Member of the Legislative Council of British Columbia for Lillooet
- In office 1867–1868

Personal details
- Born: 5 November 1814 Northumberland, England
- Died: 20 January 1872 (aged 57) Middlesex, England
- Occupation: Entrepreneur; politician;
- Known for: Founding Hastings Mill

= Edward Stamp =

Canadian politician

Captain Edward Stamp (5 November 1814 – 20 January 1872) was an English mariner and entrepreneur who contributed to the early economic development of British Columbia and Vancouver Island.

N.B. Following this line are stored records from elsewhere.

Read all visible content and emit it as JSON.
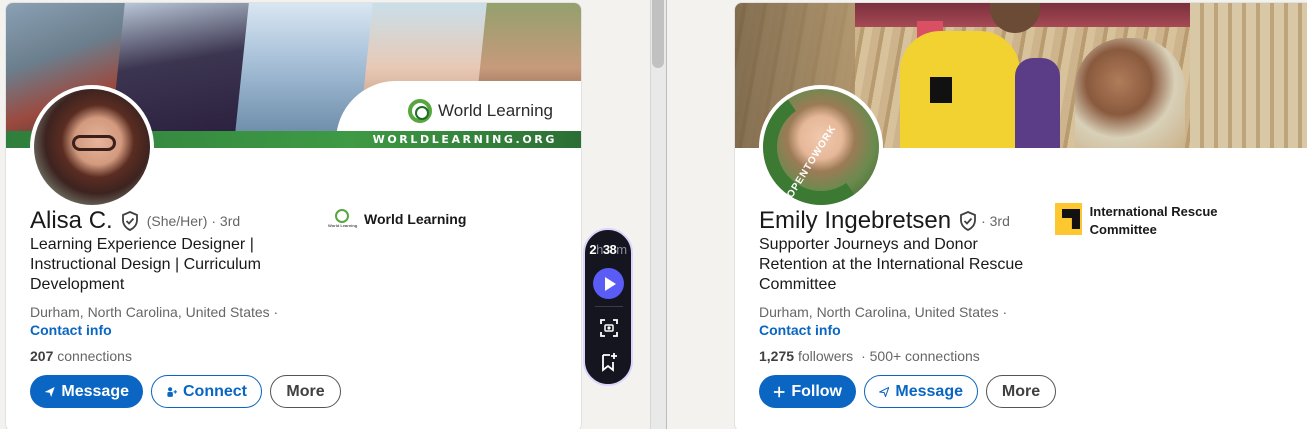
{
  "widget": {
    "timer_hours": "2",
    "timer_h": "h",
    "timer_minutes": "38",
    "timer_m": "m"
  },
  "cards": [
    {
      "banner_brand": "World Learning",
      "banner_url_text": "WORLDLEARNING.ORG",
      "name": "Alisa C.",
      "pronouns": "(She/Her)",
      "degree": "· 3rd",
      "headline": "Learning Experience Designer | Instructional Design | Curriculum Development",
      "location": "Durham, North Carolina, United States ·",
      "contact": "Contact info",
      "connections_count": "207",
      "connections_label": "connections",
      "company": "World Learning",
      "company_logo_text": "World Learning",
      "buttons": {
        "primary": "Message",
        "secondary": "Connect",
        "more": "More"
      }
    },
    {
      "name": "Emily Ingebretsen",
      "degree": "· 3rd",
      "open_to_work": "#OPENTOWORK",
      "headline": "Supporter Journeys and Donor Retention at the International Rescue Committee",
      "location": "Durham, North Carolina, United States ·",
      "contact": "Contact info",
      "followers_count": "1,275",
      "followers_label": "followers",
      "connections_text": "· 500+ connections",
      "company": "International Rescue Committee",
      "buttons": {
        "primary": "Follow",
        "secondary": "Message",
        "more": "More"
      }
    }
  ],
  "colors": {
    "linkedin_blue": "#0a66c2",
    "wl_green": "#3e9a44",
    "irc_yellow": "#fdc82f",
    "widget_bg": "#15151f",
    "widget_play": "#5b5bf5"
  }
}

Born at Alnwick in Northumberland, Stamp served as the captain of a steam transport in the Crimean War in 1854.

==History==
In 1865, he formed the British Columbia and Vancouver Island Spar, Lumber and Saw Mill Company to establish a sawmill and logging rights on Burrard Inlet. The company first attempted to locate the mill at Brockton Point in what is now Stanley Park, but inshore currents and a nearby reef made the site impractical and it was shifted about a mile further east, on the south side of the inlet. Due to several business challenges, and perhaps his own difficult personality, Stamp's relationship with the company and his management position came to an end on 2 January 1869. In 1870, the mill was renamed Hastings Mill and eventually seeded the settlement from which the city of Vancouver developed.

Stamp had a minor career in politics, serving on the Legislative Council of British Columbia in 1867 and 1868. He died at Turnham Green, Middlesex, on 20 January 1872.